Не помню, где именно я писал в своих заметках, что в той войне русским помогал верный и сильный союзник — их ледяная зима. Теперь-то я знаю, что не мороз стал их главным союзником, а Бог! Мы никак не могли победить, ибо Господь и все ангелы небесные были на их стороне. А нашего императора они считали антихристом, впрочем, я уже говорил об этом. Мы сражались против невидимой силы Божией и проиграли. Слава Богу, что Он спас меня, и я смог поговорить со своими наследниками и потомками в этих несвязных заметках.

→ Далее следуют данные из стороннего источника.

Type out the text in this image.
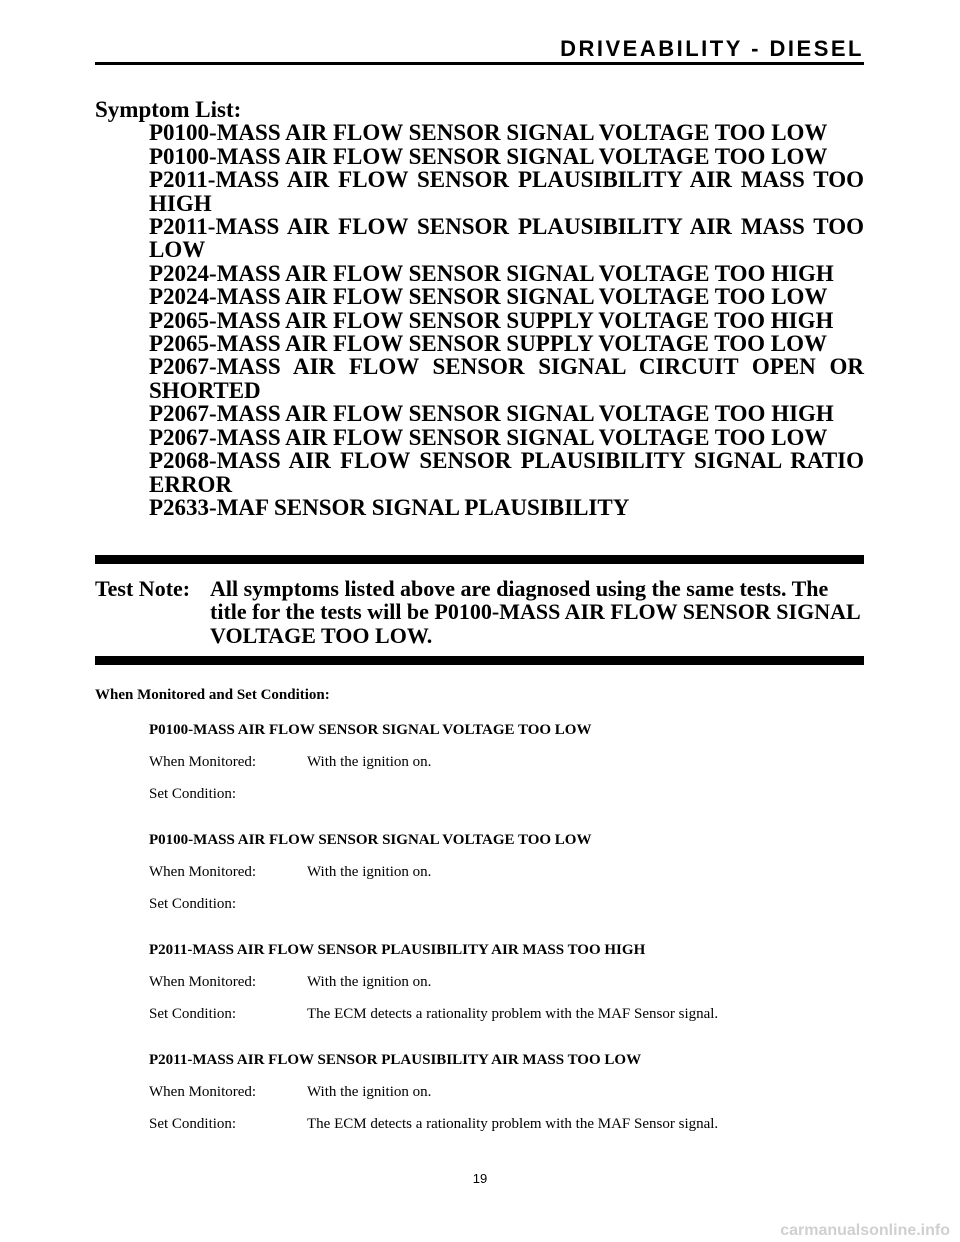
DRIVEABILITY - DIESEL
Symptom List:
P0100-MASS AIR FLOW SENSOR SIGNAL VOLTAGE TOO LOW
P0100-MASS AIR FLOW SENSOR SIGNAL VOLTAGE TOO LOW
P2011-MASS AIR FLOW SENSOR PLAUSIBILITY AIR MASS TOO HIGH
P2011-MASS AIR FLOW SENSOR PLAUSIBILITY AIR MASS TOO LOW
P2024-MASS AIR FLOW SENSOR SIGNAL VOLTAGE TOO HIGH
P2024-MASS AIR FLOW SENSOR SIGNAL VOLTAGE TOO LOW
P2065-MASS AIR FLOW SENSOR SUPPLY VOLTAGE TOO HIGH
P2065-MASS AIR FLOW SENSOR SUPPLY VOLTAGE TOO LOW
P2067-MASS AIR FLOW SENSOR SIGNAL CIRCUIT OPEN OR SHORTED
P2067-MASS AIR FLOW SENSOR SIGNAL VOLTAGE TOO HIGH
P2067-MASS AIR FLOW SENSOR SIGNAL VOLTAGE TOO LOW
P2068-MASS AIR FLOW SENSOR PLAUSIBILITY SIGNAL RATIO ERROR
P2633-MAF SENSOR SIGNAL PLAUSIBILITY
Test Note: All symptoms listed above are diagnosed using the same tests. The title for the tests will be P0100-MASS AIR FLOW SENSOR SIGNAL VOLTAGE TOO LOW.
When Monitored and Set Condition:
P0100-MASS AIR FLOW SENSOR SIGNAL VOLTAGE TOO LOW
When Monitored:	With the ignition on.
Set Condition:
P0100-MASS AIR FLOW SENSOR SIGNAL VOLTAGE TOO LOW
When Monitored:	With the ignition on.
Set Condition:
P2011-MASS AIR FLOW SENSOR PLAUSIBILITY AIR MASS TOO HIGH
When Monitored:	With the ignition on.
Set Condition:	The ECM detects a rationality problem with the MAF Sensor signal.
P2011-MASS AIR FLOW SENSOR PLAUSIBILITY AIR MASS TOO LOW
When Monitored:	With the ignition on.
Set Condition:	The ECM detects a rationality problem with the MAF Sensor signal.
19
carmanualsonline.info
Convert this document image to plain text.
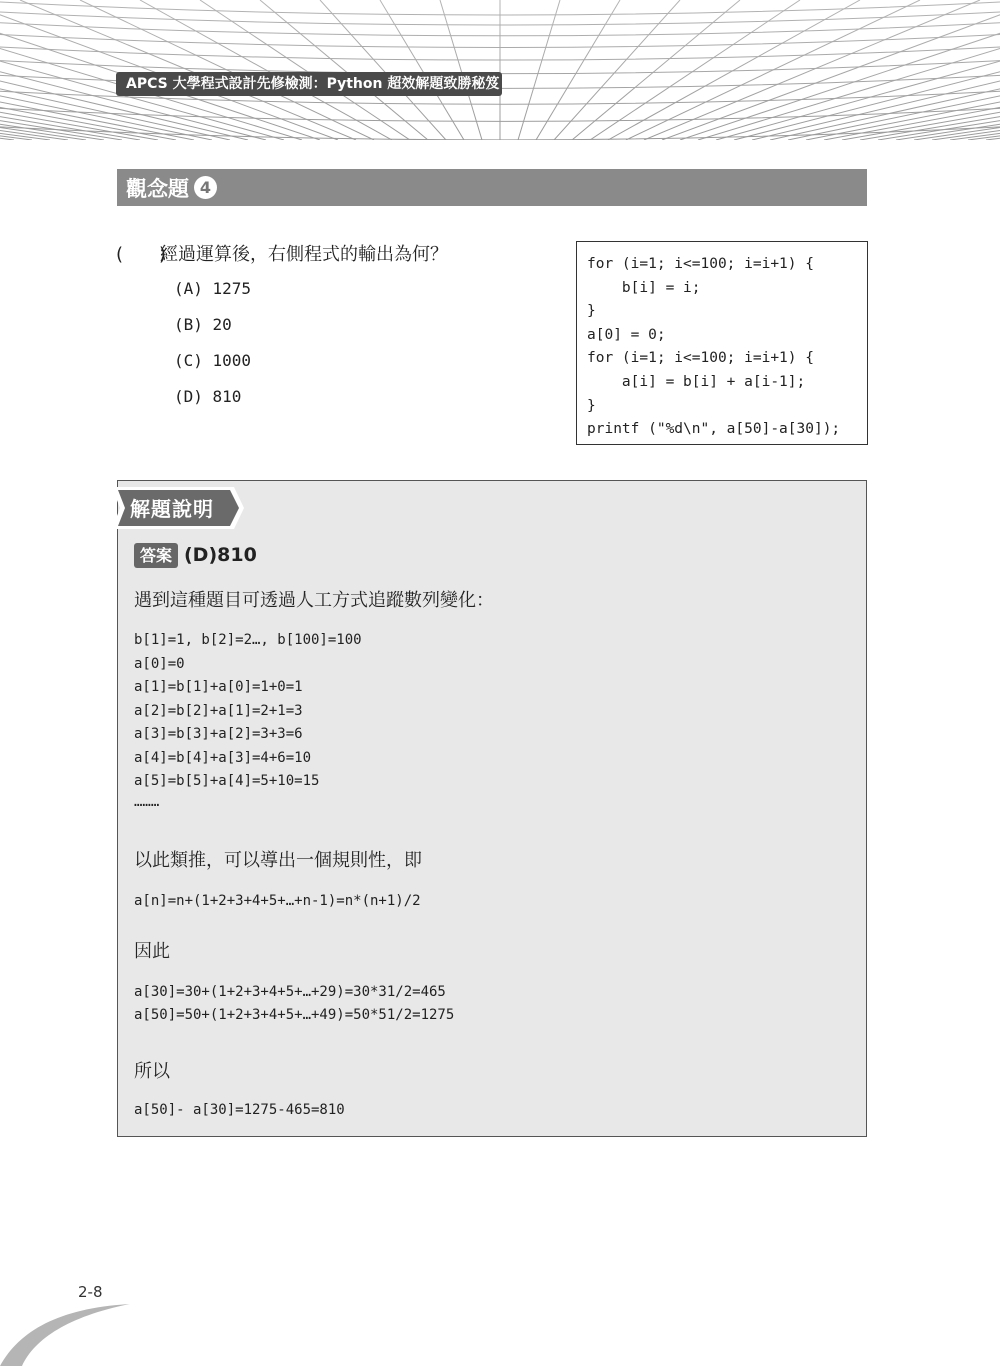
APCS 大學程式設計先修檢測：Python 超效解題致勝秘笈
觀念題 4
(　　)
經過運算後，右側程式的輸出為何？
(A) 1275
(B) 20
(C) 1000
(D) 810
for (i=1; i<=100; i=i+1) {
b[i] = i;
}
a[0] = 0;
for (i=1; i<=100; i=i+1) {
a[i] = b[i] + a[i-1];
}
printf ("%d\n", a[50]-a[30]);
解題說明
答案 (D)810
遇到這種題目可透過人工方式追蹤數列變化：
b[1]=1, b[2]=2…, b[100]=100
a[0]=0
a[1]=b[1]+a[0]=1+0=1
a[2]=b[2]+a[1]=2+1=3
a[3]=b[3]+a[2]=3+3=6
a[4]=b[4]+a[3]=4+6=10
a[5]=b[5]+a[4]=5+10=15
………
以此類推，可以導出一個規則性，即
a[n]=n+(1+2+3+4+5+…+n-1)=n*(n+1)/2
因此
a[30]=30+(1+2+3+4+5+…+29)=30*31/2=465
a[50]=50+(1+2+3+4+5+…+49)=50*51/2=1275
所以
a[50]- a[30]=1275-465=810
2-8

Я уже старик. Оглядываясь назад, многое вижу по-другому. То, что казалось случайным, выглядит совсем иначе. Что-то поразительное чудится мне теперь во всем происшедшем. Ведь я совершил кощунство? Или нет? Иногда у меня такое чувство, что Пресвятая Дева Сама выбрала меня, позволила взять Себя, подтолкнула меня к этому. Но зачем? Чтобы спасти меня на Березине? Чтобы показать чудо в Новодевичьем монастыре? Чтобы вразумить Ганса? Чтобы помочь Жану-Люку оставить вредную привычку? Вопросы, вопросы, вопросы…
И ещё верится: если бы икону взял кто-то другой — она могла погибнуть. А так — с почётом вернулась на своё место. И список с коленопреклонённым грешником, говорят, полюбился прихожанам.
Всё чаще я вспоминаю, как мы с Жаном-Люком поднимались на колокольню святого Иоанна Лествичника. Предстаёт перед взором синайская икона с изображением восходящих по лестнице монахов. Иногда неясно видится, как я сам ступаю по этой лестнице, но какой-то неуверенной поступью: два-три шага вверх, а потом вдруг шаг вниз. Богородица в пылающей Купине на верхней ступени будто призывает меня к Себе, а я оглядываюсь зачем-то по сторонам, теряю равновесие, срываюсь с лестницы и мягко падаю на землю. И уже нет сил начать новый подъём. Лишь возлагаю на себя крестное знамение, а в глазах расплывается от слёз охваченный красным огнём зелёный куст…
Почему-то думается, что только тогда душа моя успокоится, примирится с собой и с Богом во Царствии Его, если кто-нибудь из моих потомков, пусть через сто или двести лет, окажется в России, полюбит иконы, храмы, долгие службы и примет Православие.
Берегите икону Неопалимой Купины, почитайте её, молитесь перед ней, и Пресвятая Дева Мария будет хранить вас. Да покроет Благодать Божия весь наш род. Beatæ Mariæ semper virgini, orare pro nobis ad Dominum Deum nostrum! Sainte Marie, Mère de Dieu, priez pour moi, pauvre pécheur, à l'heure de ma mort![64]Слава Богу за всё!